The red-haired woman lifted her head for a moment and stared blankly at Bruno before sinking her head back into the bundle she was carrying.
"Behold," Esteban said sardonically. "The great mortal enemies of Auradon."
"What?" Bruno said.
"They know we're not actually dangerous," Cecil pointed out. "That's why there's only us here. They already sent all the major villains to the Isle. We're the last stragglers."
"The rest of us are the last stragglers," his cousin noted. "You waltzed right in to the palace, asking to be taken to Ella. I hope you're happy. Anyway, guy with the glowing eyes, what are you in for?"
"And here we are again." Cecil rolled his eyes.

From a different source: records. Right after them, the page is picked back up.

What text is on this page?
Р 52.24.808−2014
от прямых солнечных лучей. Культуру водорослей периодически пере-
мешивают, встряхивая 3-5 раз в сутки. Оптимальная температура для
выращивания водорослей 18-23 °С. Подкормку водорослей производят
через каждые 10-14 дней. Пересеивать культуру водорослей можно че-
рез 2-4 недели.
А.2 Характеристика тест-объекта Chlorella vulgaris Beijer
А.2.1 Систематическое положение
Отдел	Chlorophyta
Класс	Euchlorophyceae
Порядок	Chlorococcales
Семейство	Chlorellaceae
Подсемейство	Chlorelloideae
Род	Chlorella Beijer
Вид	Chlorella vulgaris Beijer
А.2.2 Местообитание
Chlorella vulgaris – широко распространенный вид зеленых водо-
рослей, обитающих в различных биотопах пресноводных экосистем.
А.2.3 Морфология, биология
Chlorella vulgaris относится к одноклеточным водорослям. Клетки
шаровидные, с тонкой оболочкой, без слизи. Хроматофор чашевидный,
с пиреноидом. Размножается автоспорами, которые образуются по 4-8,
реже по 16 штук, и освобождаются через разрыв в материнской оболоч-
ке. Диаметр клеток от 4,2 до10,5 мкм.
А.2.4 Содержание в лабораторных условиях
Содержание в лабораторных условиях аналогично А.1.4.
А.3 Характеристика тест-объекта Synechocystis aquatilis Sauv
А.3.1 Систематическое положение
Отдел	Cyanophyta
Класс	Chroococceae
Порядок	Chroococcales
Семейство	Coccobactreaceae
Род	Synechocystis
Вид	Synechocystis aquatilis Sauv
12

"Glowing eyes?" Bruno echoed weakly.
They all nodded, even the blonde triplets.
"You were asleep when they dragged you in," Doofenshmirtz told him. "But your eyes opened, and glowed green the whole time. Literally, glowed. You talked to yourself too. Sounded very ominous, if I may say so."
"We thought you might be dead, or dying," Patrick Howard added. "We took some food out of your bag-they didn't give us much, and if you were dead you wouldn't need it anyway."
Cecil rubbed his eyes with the heels of his palms.
"Are you a prophet or something?" Esteban asked curiously.
Bruno froze. "How did you know?" If there was one thing that was good about this situation, it was that he would be surrounded by new people who didn't know who he was or the expectations placed on him or how it all went wrong and how his visions ruined everything. And now they had guessed it, not half an hour in.
They all froze too, staring at him.
"I didn't fully mean it," Esteban murmured. "I was halfway being sarcastic..."
"Prophet? Really?" Cecil asked.
"That explains all the weird things you were saying," Patrick Howard added.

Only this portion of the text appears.